Grafton High School Principal Lori Shumaker addressed this year’s graduates, speaking to them about the two things she hopes they take away from their senior and time at GHS.

 “Today it is really just about you—your name, your diploma and your family,” said Shumaker. “I have thought about what I was going to say to you today, and I’ve had plenty of time. Today, I have two words that I want you to take with you.”

Her first word was resilience.

“There is no way there is another word for this Class of 2020 than resilience,” she voiced.

She said that the resilience, the knowledge of how to bounce back, is something that this year’s senior class has had to learn how to do and should be their biggest lesson of their high school career.

The second word is she discussed with the graduates was something Shumaker had tried to instill in the students, especially during the last few months.
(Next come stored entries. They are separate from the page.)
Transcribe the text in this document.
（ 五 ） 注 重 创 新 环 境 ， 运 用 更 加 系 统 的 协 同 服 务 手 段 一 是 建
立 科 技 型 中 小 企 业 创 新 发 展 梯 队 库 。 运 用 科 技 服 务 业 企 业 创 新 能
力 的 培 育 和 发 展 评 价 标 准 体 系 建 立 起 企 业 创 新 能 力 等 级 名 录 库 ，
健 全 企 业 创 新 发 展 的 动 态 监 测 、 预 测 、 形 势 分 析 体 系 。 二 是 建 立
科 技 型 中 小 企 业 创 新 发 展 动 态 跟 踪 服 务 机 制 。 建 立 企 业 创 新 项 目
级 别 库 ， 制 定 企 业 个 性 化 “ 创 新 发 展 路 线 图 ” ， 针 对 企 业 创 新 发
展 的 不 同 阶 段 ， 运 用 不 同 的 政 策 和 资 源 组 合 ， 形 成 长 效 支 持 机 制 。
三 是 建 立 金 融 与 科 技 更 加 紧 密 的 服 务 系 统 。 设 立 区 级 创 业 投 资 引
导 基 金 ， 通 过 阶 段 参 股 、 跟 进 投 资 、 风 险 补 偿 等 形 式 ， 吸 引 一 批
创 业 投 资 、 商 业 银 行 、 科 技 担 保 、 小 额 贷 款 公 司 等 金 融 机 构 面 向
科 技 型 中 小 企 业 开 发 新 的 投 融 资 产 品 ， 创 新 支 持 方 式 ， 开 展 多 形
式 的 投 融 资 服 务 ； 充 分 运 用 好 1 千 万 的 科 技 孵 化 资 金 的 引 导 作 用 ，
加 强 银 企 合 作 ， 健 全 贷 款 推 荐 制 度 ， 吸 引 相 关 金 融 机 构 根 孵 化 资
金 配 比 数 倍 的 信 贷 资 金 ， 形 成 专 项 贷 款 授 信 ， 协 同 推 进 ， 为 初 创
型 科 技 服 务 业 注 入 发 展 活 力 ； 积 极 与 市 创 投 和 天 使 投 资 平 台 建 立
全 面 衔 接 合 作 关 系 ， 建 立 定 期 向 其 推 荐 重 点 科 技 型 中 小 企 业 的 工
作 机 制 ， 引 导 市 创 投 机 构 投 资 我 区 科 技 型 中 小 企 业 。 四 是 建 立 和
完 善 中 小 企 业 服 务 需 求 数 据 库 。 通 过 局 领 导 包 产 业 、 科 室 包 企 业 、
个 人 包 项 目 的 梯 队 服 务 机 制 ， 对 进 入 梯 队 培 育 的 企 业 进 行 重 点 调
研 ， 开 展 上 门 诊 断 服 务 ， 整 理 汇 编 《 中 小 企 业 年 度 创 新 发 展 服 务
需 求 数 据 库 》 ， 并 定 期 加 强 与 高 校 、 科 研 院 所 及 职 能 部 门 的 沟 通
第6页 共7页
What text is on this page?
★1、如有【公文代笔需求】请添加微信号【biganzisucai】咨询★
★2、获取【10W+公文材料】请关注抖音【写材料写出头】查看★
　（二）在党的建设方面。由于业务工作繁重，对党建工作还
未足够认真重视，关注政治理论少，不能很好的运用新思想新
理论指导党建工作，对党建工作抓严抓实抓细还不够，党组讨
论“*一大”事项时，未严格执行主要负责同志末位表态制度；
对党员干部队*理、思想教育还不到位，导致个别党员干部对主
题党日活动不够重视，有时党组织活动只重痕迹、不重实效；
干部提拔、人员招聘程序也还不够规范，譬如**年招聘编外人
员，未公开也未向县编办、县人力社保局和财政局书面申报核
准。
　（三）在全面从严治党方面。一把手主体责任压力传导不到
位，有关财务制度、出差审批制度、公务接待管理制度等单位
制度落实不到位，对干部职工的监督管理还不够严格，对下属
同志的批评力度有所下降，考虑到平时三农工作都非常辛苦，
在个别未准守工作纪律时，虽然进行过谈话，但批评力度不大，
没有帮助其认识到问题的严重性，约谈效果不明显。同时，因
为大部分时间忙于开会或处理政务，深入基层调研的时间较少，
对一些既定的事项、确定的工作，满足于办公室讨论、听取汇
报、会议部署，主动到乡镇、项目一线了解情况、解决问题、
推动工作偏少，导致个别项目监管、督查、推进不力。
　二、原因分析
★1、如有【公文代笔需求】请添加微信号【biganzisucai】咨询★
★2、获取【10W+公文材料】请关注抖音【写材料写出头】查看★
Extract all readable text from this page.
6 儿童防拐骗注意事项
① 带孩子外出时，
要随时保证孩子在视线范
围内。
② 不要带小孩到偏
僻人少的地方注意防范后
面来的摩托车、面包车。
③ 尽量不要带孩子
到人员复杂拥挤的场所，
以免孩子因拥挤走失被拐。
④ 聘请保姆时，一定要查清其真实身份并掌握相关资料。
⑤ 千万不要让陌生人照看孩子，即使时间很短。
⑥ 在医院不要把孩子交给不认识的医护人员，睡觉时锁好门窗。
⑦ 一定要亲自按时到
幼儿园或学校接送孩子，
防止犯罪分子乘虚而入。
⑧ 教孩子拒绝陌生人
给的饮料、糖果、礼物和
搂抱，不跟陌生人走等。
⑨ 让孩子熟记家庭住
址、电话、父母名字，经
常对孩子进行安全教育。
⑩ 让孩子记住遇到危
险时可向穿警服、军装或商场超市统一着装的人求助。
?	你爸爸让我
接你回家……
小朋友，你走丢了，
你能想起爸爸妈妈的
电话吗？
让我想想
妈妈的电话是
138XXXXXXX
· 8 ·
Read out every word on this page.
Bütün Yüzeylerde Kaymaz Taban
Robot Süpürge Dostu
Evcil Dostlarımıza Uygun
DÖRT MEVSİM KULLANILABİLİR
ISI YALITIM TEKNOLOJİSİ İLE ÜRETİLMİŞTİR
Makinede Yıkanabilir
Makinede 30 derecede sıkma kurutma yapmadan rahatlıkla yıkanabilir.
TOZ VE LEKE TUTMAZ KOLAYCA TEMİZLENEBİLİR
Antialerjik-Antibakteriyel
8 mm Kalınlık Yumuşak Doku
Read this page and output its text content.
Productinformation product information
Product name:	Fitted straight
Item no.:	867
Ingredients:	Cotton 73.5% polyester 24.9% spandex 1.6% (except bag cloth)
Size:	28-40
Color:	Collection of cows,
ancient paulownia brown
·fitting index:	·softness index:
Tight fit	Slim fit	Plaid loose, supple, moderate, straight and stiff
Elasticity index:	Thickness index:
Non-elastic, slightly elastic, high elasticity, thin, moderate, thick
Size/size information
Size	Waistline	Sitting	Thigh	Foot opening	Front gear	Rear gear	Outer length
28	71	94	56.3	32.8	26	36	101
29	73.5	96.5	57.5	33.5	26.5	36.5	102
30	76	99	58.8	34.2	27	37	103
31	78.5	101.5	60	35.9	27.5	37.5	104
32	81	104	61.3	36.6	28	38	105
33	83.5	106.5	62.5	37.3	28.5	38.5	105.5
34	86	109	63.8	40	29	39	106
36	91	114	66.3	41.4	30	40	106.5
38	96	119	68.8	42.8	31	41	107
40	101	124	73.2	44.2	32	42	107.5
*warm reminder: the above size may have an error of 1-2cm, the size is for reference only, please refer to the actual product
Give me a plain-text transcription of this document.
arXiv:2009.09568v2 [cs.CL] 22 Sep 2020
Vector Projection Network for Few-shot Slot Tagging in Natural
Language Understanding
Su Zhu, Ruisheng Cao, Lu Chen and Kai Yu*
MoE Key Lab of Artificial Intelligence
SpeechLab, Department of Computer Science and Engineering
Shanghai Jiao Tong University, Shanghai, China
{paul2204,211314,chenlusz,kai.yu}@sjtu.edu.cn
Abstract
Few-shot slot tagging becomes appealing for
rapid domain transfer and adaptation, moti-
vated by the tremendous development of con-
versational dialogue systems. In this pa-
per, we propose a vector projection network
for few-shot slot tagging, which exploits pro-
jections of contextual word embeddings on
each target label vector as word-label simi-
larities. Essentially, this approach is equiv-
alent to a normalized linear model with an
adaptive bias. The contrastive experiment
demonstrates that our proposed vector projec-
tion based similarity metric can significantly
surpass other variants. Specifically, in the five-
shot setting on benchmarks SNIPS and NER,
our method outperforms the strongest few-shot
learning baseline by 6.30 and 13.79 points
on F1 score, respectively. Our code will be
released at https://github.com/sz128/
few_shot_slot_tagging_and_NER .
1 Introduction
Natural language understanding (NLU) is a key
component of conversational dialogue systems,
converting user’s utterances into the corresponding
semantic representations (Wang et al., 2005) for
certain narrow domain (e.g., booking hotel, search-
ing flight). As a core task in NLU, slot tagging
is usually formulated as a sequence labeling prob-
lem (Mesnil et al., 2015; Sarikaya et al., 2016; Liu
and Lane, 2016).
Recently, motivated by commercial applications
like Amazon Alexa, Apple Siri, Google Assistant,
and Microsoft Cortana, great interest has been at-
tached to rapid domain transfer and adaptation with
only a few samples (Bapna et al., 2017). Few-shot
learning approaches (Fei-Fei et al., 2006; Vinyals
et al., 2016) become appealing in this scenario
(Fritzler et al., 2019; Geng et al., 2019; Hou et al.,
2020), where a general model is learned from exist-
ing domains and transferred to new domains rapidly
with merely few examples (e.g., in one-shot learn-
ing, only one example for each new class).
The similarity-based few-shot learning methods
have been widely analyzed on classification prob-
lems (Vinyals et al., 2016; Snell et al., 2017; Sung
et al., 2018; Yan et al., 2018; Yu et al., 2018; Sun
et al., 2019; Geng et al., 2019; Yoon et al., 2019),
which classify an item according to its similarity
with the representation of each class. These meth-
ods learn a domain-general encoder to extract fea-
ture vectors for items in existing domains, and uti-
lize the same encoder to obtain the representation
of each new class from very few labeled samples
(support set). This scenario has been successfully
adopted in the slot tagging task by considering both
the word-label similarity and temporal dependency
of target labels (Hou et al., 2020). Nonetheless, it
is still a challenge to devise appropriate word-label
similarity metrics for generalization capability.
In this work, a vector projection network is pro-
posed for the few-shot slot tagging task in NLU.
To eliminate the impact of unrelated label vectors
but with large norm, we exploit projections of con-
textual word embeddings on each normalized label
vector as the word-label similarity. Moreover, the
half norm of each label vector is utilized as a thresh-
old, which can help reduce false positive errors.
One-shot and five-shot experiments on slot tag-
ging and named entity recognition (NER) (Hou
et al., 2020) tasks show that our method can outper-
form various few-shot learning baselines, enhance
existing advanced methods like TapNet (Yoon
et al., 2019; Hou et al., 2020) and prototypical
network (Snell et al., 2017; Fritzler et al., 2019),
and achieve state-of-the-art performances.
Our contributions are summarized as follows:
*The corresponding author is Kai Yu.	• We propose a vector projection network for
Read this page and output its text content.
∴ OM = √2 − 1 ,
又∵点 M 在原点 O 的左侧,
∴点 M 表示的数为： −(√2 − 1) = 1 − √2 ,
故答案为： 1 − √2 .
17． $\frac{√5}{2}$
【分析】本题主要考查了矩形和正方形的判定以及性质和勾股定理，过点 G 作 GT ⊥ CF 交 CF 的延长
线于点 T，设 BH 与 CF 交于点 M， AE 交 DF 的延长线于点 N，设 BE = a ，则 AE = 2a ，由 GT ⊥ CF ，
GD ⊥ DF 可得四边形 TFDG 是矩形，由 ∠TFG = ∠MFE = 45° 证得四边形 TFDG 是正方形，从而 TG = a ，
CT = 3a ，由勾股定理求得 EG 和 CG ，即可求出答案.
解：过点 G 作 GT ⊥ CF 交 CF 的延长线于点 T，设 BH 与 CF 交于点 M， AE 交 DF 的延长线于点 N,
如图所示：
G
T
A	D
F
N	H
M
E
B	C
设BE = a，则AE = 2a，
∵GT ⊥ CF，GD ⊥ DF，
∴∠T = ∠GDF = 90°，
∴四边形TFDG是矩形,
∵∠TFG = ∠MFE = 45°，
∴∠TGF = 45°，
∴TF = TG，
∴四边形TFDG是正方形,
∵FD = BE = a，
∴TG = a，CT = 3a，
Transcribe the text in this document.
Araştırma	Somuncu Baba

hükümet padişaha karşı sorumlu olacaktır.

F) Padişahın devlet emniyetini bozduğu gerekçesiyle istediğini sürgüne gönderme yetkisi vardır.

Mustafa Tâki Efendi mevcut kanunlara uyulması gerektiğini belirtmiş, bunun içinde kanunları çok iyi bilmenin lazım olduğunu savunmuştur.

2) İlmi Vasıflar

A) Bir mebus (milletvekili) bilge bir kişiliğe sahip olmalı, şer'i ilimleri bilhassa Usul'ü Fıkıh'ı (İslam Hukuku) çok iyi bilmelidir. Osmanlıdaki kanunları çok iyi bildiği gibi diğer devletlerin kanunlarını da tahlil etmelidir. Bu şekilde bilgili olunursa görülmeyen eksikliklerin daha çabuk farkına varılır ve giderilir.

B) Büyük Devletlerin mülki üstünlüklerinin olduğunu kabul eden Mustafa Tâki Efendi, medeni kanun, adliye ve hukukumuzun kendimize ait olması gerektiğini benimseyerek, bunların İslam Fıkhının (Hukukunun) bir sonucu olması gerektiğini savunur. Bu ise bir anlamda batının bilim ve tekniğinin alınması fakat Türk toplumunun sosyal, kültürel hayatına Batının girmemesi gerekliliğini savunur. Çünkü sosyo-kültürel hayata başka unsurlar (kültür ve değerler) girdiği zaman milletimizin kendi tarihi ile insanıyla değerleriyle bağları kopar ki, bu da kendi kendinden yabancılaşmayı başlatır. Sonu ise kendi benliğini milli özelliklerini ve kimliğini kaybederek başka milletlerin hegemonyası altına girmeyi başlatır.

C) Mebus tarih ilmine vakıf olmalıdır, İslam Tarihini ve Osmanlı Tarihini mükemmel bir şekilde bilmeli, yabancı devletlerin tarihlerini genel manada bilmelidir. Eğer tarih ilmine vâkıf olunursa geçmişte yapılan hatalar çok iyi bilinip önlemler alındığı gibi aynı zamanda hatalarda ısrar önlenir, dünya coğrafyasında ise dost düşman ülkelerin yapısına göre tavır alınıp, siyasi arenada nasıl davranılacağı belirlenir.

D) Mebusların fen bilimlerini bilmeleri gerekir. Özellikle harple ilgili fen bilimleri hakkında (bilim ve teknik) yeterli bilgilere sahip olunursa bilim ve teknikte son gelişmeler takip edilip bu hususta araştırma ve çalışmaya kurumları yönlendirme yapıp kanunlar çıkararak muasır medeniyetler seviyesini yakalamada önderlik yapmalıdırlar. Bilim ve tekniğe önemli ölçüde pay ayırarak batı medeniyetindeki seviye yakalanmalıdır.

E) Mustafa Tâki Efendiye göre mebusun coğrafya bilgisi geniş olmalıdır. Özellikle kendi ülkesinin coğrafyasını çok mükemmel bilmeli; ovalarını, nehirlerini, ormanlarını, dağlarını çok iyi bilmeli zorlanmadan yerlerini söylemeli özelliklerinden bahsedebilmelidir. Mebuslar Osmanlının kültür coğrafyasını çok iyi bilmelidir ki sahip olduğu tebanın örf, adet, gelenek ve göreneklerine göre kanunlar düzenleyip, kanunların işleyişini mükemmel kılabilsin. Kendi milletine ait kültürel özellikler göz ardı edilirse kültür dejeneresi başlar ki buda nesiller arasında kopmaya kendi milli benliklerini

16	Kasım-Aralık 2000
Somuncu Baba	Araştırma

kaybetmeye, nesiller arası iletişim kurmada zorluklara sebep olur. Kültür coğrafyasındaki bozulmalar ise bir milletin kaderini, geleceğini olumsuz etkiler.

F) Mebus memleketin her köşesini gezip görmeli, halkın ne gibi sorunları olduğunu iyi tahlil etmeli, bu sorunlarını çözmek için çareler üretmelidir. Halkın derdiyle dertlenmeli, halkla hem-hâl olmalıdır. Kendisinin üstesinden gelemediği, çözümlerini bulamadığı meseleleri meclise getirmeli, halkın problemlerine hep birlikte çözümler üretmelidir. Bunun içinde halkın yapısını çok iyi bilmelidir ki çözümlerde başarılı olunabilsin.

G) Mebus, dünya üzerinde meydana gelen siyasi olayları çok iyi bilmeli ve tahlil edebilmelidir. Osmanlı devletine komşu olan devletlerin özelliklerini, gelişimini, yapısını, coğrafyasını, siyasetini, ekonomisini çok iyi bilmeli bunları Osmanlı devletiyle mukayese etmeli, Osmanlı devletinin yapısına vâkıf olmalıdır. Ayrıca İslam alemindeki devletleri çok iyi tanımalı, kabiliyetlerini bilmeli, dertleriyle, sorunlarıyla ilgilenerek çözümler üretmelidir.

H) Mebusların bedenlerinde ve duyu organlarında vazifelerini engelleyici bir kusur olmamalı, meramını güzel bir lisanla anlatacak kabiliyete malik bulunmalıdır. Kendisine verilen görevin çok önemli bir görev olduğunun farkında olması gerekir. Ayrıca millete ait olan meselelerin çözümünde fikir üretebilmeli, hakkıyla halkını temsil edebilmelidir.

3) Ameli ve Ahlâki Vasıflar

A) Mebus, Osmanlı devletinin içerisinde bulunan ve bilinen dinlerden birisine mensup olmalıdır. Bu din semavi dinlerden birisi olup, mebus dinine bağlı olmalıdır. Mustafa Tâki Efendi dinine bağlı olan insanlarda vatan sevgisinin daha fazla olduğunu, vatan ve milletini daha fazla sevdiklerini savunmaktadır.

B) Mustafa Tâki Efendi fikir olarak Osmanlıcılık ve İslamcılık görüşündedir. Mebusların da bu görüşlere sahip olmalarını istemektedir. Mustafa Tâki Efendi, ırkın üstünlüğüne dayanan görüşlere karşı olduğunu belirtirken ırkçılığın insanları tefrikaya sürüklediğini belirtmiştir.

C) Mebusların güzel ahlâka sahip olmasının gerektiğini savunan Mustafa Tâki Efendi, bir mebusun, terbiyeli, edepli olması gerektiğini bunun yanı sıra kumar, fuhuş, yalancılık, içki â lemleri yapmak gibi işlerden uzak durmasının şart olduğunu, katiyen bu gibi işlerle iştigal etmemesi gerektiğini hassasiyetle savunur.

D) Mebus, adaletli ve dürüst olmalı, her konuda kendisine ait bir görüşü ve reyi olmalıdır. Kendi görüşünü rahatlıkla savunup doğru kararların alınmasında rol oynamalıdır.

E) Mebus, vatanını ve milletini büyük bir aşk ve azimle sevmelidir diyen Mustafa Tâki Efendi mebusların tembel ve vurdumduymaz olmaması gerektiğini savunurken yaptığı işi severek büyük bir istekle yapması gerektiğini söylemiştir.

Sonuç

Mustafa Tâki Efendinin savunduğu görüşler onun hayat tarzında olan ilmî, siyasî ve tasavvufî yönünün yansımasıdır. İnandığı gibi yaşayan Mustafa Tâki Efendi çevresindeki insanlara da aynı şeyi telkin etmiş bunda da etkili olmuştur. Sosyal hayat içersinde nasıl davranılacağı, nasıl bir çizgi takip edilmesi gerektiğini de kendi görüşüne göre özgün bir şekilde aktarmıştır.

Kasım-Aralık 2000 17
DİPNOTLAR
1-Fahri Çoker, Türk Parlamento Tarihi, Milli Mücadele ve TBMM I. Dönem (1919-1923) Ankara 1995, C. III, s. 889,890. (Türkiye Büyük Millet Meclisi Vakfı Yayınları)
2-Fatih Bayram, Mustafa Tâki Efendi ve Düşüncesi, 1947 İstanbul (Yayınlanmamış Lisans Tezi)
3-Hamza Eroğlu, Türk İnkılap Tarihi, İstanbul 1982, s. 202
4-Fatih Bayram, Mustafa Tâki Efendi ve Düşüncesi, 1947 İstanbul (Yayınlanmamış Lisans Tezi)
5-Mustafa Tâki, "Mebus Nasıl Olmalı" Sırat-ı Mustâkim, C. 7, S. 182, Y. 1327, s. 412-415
She reminded the Class of 2020 that through political divide, the turmoil over race relations and disagreements from opposing sides of the COVID-19 pandemic, the one thing she wanted her students to remember was the kindness they witnessed.

“Nothing else matters at the end of day other than kindness,” Shumaker voiced. “Kindness will make other people’s lives and your life better in every situation. Your opinion is only as important as when it starts to hurt other people, and that is where kindness comes in.”

One thing is certain, the Grafton High School Class of 2020 and their character, strength, determination, resilience and kindness will forever be remembered, thanks, in part, to the COVID-19 pandemic.

“We are so incredibly proud of each and every one of you. Congratulations to the Class of 2020! Go out and make us all proud, and never forget— once a Bearcat, always a Bearcat,” imparted Shumaker.